If a court finds a person is not restorable, the bill requires a dangerousness hearing within 60 days informed by a forensic risk assessment. Fitzpatrick said the state's attorney must prove dangerousness by clear and convincing evidence to continue involuntary commitment: “If the state's attorney cannot carry their burden, the court shall order the person's release.” The draft directs courts to order treatment in the least restrictive setting consistent with the forensic risk assessment and treatment needs; that setting could be the forensic facility or another option if it better fits the person’s needs.

Committee members raised several implementation and oversight questions. One recurring issue was which agency or examiner performs forensic risk assessments and whether the Department of Corrections (DOC) — which the bill identifies as custodian for detained people under the proposed arrangement — or the Department of Mental Health (DMH) or an outside contractor would conduct or supervise those assessments. Fitzpatrick said the bill permits contracting out assessments but that the examiner’s identity and independence remain open questions to pose to DOC.

Members also asked whether housing the program under DOC rather than an agency of human services could heighten constitutional concerns about punitive custody versus therapeutic care. Fitzpatrick said other states use both models and that Vermont has no controlling precedent; he recommended maximizing procedural safeguards in the statute to withstand likely constitutional challenges.

The bill includes procedures when people refuse competency restoration services: refusal is not by itself a ground to end evaluation obligations, and six‑month reevaluations would still occur even if a person refuses treatment. The draft also contains provisions, requested by the Center for Crime Victims Services, requiring victim notification of hearings and an opportunity for victims to make their views known; Fitzpatrick said notice would be handled through the state's attorney and the court.

Members questioned the statutory threshold for continued commitment, noting the senate's insertion of language tying continued detention to a “substantial risk of bodily injury” and asking whether broader harms (for example, serious property harm) should also be considered; discussion on that point was ongoing. The NGRI (not guilty by reason of insanity) population is treated differently in the draft: the statute preserves a separate review schedule (initial hearing within 60 days, a six‑month petition window, then longer review intervals such as three and five years), and the clinical services director may initiate reevaluation if the person ceases to be dangerous.
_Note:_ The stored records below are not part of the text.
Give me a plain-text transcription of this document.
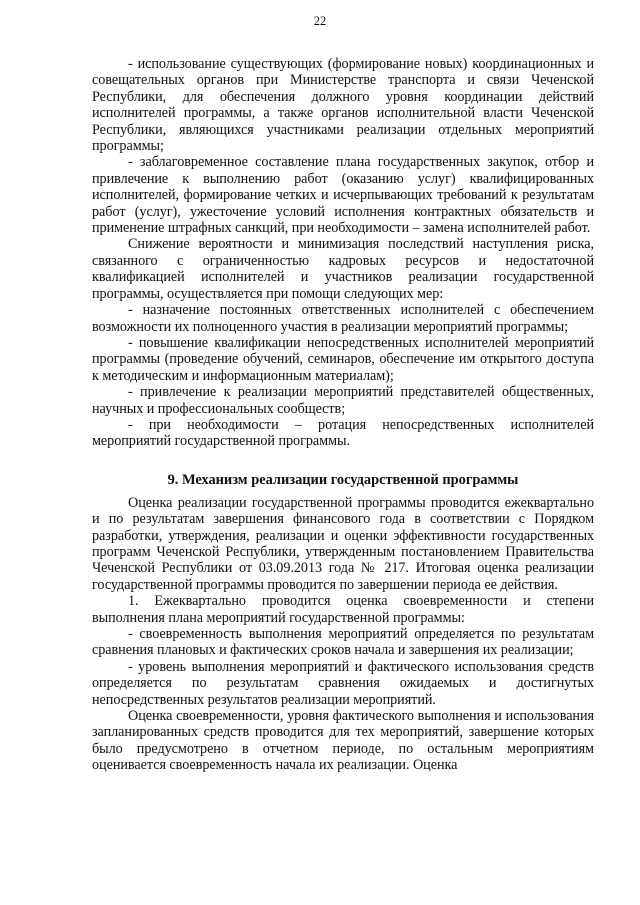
22

- использование существующих (формирование новых) координационных и совещательных органов при Министерстве транспорта и связи Чеченской Республики, для обеспечения должного уровня координации действий исполнителей программы, а также органов исполнительной власти Чеченской Республики, являющихся участниками реализации отдельных мероприятий программы;

- заблаговременное составление плана государственных закупок, отбор и привлечение к выполнению работ (оказанию услуг) квалифицированных исполнителей, формирование четких и исчерпывающих требований к результатам работ (услуг), ужесточение условий исполнения контрактных обязательств и применение штрафных санкций, при необходимости – замена исполнителей работ.

Снижение вероятности и минимизация последствий наступления риска, связанного с ограниченностью кадровых ресурсов и недостаточной квалификацией исполнителей и участников реализации государственной программы, осуществляется при помощи следующих мер:

- назначение постоянных ответственных исполнителей с обеспечением возможности их полноценного участия в реализации мероприятий программы;

- повышение квалификации непосредственных исполнителей мероприятий программы (проведение обучений, семинаров, обеспечение им открытого доступа к методическим и информационным материалам);

- привлечение к реализации мероприятий представителей общественных, научных и профессиональных сообществ;

- при необходимости – ротация непосредственных исполнителей мероприятий государственной программы.

9. Механизм реализации государственной программы

Оценка реализации государственной программы проводится ежеквартально и по результатам завершения финансового года в соответствии с Порядком разработки, утверждения, реализации и оценки эффективности государственных программ Чеченской Республики, утвержденным постановлением Правительства Чеченской Республики от 03.09.2013 года № 217. Итоговая оценка реализации государственной программы проводится по завершении периода ее действия.

1. Ежеквартально проводится оценка своевременности и степени выполнения плана мероприятий государственной программы:

- своевременность выполнения мероприятий определяется по результатам сравнения плановых и фактических сроков начала и завершения их реализации;

- уровень выполнения мероприятий и фактического использования средств определяется по результатам сравнения ожидаемых и достигнутых непосредственных результатов реализации мероприятий.

Оценка своевременности, уровня фактического выполнения и использования запланированных средств проводится для тех мероприятий, завершение которых было предусмотрено в отчетном периоде, по остальным мероприятиям оценивается своевременность начала их реализации. Оценка
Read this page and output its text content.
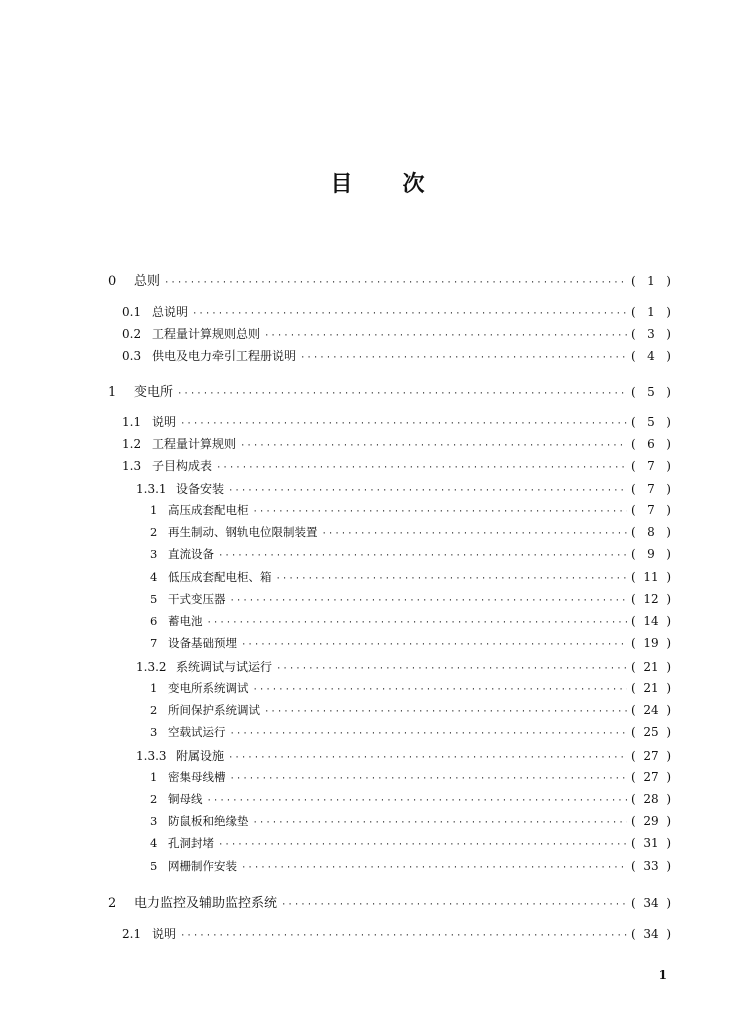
目 次
0	总则 ·····	( 1 )
0.1 总说明 ·····	( 1 )
0.2 工程量计算规则总则 ·····	( 3 )
0.3 供电及电力牵引工程册说明 ·····	( 4 )
1	变电所 ·····	( 5 )
1.1 说明 ·····	( 5 )
1.2 工程量计算规则 ·····	( 6 )
1.3 子目构成表 ·····	( 7 )
1.3.1 设备安装 ·····	( 7 )
1 高压成套配电柜 ·····	( 7 )
2 再生制动、钢轨电位限制装置 ·····	( 8 )
3 直流设备 ·····	( 9 )
4 低压成套配电柜、箱 ·····	( 11 )
5 干式变压器 ·····	( 12 )
6 蓄电池 ·····	( 14 )
7 设备基础预埋 ·····	( 19 )
1.3.2 系统调试与试运行 ·····	( 21 )
1 变电所系统调试 ·····	( 21 )
2 所间保护系统调试 ·····	( 24 )
3 空载试运行 ·····	( 25 )
1.3.3 附属设施 ·····	( 27 )
1 密集母线槽 ·····	( 27 )
2 铜母线 ·····	( 28 )
3 防鼠板和绝缘垫 ·····	( 29 )
4 孔洞封堵 ·····	( 31 )
5 网栅制作安装 ·····	( 33 )
2	电力监控及辅助监控系统 ·····	( 34 )
2.1 说明 ·····	( 34 )
1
Committee members also pressed implementation logistics for supervision after release. Counsel and members noted pretrial supervision programs are limited in staffing and funding; during the hearing members referenced a prior budget allocation of roughly $660,000 used in part to hire up to five pretrial supervision staff and raised whether adequate resources exist to monitor conditions of release under the new scheme. Fitzpatrick said the statute provides for active monitoring by the commissioner consistent with existing pretrial supervision practices but that precise operational details and capacity would need to be clarified with DOC.

The draft requires agencies to produce rules for facility operations and contains a proposed “check back” (interim reporting) mechanism so agencies return to legislative oversight committees with draft rules and progress reports. Fitzpatrick noted additional technical cross‑references remain to be aligned and that other committees are reviewing sections that fall within their jurisdictions.

No vote or formal action was taken during the hearing; the committee paused for a short break at the session's close. The committee flagged outstanding implementation questions — particularly who conducts forensic risk assessments, supervision capacity, and the statutory scope of “substantial risk” — for follow-up with DOC, DMH and other stakeholders.